The idea is to sell 37 of their 52 hectares to the council to use as undeveloped open space for public use in perpetuity. The remaining roughly 15 hectares will continue to operate as it does today. But, if refining should end, the 15 hectares could be developed for residential and light commercial activities. Developments could mean up to 528 homes including eight-storey apartments. Chelsea has no intention of ceasing refining sugar. “It’s a good business,” says Ellis. “We want to continue it. But, if we had to stop, we want to have some certainty on what to do.”
The Historic Places Trust has made a submission (one of more than 500 at time of writing, mostly against the proposal)
to council to, “Decline the proposed plan change, as currently proposed”.
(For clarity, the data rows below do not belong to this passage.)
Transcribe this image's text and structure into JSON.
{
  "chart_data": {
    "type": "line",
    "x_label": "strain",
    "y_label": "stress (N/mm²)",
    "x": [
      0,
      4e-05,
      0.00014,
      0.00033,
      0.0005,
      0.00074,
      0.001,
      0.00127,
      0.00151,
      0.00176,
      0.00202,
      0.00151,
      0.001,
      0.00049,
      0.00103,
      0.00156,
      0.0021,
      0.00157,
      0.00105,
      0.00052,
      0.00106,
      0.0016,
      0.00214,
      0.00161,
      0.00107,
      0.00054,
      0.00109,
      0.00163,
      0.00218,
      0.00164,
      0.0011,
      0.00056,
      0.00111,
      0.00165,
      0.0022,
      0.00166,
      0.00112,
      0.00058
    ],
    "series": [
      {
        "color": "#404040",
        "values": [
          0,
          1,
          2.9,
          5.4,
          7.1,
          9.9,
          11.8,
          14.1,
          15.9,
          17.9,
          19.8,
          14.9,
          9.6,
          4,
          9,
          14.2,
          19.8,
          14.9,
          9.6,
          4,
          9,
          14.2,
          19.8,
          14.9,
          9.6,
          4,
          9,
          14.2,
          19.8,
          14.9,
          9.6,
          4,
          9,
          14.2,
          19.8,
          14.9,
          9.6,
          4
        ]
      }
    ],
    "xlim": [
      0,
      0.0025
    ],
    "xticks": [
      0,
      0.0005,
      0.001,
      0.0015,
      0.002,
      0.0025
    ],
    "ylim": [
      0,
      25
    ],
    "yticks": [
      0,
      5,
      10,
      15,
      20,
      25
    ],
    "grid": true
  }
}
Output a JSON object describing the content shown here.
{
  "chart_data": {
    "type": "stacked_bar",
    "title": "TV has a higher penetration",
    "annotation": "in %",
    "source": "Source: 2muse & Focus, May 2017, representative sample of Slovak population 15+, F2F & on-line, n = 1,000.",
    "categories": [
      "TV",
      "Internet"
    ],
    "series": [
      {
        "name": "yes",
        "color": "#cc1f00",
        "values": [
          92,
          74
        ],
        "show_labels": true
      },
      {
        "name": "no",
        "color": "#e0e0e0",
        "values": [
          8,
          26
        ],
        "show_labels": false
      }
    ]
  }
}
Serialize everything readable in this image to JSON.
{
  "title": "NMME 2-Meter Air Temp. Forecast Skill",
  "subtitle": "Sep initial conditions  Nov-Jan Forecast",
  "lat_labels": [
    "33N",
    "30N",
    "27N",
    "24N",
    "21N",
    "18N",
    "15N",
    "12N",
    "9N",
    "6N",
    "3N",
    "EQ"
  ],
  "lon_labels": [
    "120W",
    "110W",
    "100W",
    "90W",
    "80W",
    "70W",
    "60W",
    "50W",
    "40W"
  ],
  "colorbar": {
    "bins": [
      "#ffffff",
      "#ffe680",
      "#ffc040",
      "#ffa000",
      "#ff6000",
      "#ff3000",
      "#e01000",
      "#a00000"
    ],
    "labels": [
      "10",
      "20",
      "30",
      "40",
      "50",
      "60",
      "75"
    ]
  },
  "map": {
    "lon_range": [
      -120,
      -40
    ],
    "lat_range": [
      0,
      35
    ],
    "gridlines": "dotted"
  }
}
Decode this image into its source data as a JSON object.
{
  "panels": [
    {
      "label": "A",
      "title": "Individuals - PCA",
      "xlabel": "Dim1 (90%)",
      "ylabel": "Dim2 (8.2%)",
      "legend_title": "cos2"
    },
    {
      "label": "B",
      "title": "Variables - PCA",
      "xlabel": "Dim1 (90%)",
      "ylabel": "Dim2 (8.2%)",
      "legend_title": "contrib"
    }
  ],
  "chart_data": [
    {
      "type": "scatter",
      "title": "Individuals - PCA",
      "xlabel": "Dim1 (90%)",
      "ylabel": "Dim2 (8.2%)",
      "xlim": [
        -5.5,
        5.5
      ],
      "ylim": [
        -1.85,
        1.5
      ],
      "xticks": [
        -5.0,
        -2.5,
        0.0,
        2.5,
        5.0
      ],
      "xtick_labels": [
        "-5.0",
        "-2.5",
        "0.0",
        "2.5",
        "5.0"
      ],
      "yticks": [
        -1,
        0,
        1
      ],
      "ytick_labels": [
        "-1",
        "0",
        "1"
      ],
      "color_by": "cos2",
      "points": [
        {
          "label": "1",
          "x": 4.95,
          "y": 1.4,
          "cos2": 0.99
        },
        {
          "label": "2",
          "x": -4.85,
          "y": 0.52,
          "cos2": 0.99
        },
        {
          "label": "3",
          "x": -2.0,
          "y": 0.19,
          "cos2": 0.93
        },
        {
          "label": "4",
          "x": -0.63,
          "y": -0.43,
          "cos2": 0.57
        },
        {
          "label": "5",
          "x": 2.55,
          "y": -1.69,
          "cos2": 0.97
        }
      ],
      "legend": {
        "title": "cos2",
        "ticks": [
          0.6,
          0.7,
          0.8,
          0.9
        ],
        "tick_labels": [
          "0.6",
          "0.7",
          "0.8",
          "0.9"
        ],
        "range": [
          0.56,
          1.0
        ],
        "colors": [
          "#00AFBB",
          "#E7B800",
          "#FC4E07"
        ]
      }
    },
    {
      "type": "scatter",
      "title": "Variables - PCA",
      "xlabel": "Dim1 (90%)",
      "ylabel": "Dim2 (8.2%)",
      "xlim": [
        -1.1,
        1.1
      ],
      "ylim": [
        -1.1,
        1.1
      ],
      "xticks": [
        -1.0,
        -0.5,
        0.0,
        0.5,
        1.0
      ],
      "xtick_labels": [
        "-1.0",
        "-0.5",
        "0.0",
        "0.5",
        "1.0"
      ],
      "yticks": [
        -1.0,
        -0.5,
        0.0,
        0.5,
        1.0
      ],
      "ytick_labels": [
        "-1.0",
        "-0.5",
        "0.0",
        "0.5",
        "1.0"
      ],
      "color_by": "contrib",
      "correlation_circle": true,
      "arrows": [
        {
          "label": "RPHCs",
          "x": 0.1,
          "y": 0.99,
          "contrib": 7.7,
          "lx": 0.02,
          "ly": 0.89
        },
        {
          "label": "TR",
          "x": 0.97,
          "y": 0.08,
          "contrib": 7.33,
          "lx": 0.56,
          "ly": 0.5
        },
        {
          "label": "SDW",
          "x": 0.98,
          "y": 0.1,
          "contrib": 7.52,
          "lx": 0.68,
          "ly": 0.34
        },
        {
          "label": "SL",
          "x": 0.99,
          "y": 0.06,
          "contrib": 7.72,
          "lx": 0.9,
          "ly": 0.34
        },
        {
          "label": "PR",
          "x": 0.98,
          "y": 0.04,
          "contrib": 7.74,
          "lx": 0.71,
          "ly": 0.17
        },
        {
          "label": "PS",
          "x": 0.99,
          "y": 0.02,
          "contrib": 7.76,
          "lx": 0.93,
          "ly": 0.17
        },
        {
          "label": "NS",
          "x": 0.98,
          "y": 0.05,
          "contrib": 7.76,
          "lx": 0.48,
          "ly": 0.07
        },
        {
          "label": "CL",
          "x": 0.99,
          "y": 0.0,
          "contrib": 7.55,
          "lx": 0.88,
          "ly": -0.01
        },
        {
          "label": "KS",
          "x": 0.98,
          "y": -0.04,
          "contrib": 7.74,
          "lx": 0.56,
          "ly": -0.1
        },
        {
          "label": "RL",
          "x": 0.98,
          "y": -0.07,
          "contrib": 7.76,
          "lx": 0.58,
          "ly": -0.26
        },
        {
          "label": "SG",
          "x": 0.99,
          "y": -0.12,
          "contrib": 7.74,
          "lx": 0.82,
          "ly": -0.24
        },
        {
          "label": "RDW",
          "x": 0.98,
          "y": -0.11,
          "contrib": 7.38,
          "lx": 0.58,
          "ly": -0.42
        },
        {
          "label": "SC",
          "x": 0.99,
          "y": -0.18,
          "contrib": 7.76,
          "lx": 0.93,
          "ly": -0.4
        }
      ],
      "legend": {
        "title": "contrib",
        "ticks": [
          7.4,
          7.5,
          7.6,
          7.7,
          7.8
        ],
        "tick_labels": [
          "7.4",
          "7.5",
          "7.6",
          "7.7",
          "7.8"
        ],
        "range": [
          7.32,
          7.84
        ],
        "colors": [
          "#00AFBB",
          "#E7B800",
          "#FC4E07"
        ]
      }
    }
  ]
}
Trust objections to the plan change state that there is a lack of proper assessment of the impact the proposed Chelsea Mixed Use Overlay would have on the heritage significance of the Chelsea Sugar Refinery. The Trust fears that the plan change will result in some of the significant values of the refinery being lost through the development that would be required to facilitate the desired mixed use. Trust Heritage Advisor Planning Megan Patrick points out that being registered as an historic place doesn’t offer protection to heritage values, as such. Protection is achieved through such tools as provisions within a district plan. That is why this plan change is so important.
Ellis says the proposed plan change is widely misunderstood, and that current regulations protect the registered heritage areas in question. The sale to the council of the proposed public space is dependent on the approval of the change to the district plan going through. “We don’t need to sell. We were approached by the Chelsea Park Trust… $20 million for 37 hectares – why bother for all this grief ?” he asks.
He adds that the company is proud of its history of protecting its heritage and surrounding environment, and has no intention of jeopardising that heritage. “The only reason these buildings are still standing and protected is because we are still using them and have maintained them. We have spent a lot of money refurbishing the workers’ cottages and the manager’s house, planting the land and allowing public access, donating our archives to the library, recording our history as we go along.”
The Trust says it wants to see an ongoing future for the site, ideally with the continuation of the current refinery use.
However, if this use is to cease, there is a need to ensure future use is undertaken in such a way as to protect the heritage significance of the site. Trust Heritage Advisor Architecture Robin Byron adds that maintaining heritage values has a lot to do with the identification of an adaptive re-use that is compatible with the form, character and qualities of the existing buildings. The Trust recognises that certain compromises may be necessary to ensure the future of any heritage building. However, whether this particular site continues as a refinery or changes to another use, there is also a clear need to ensure that any modifications do not put the site in jeopardy.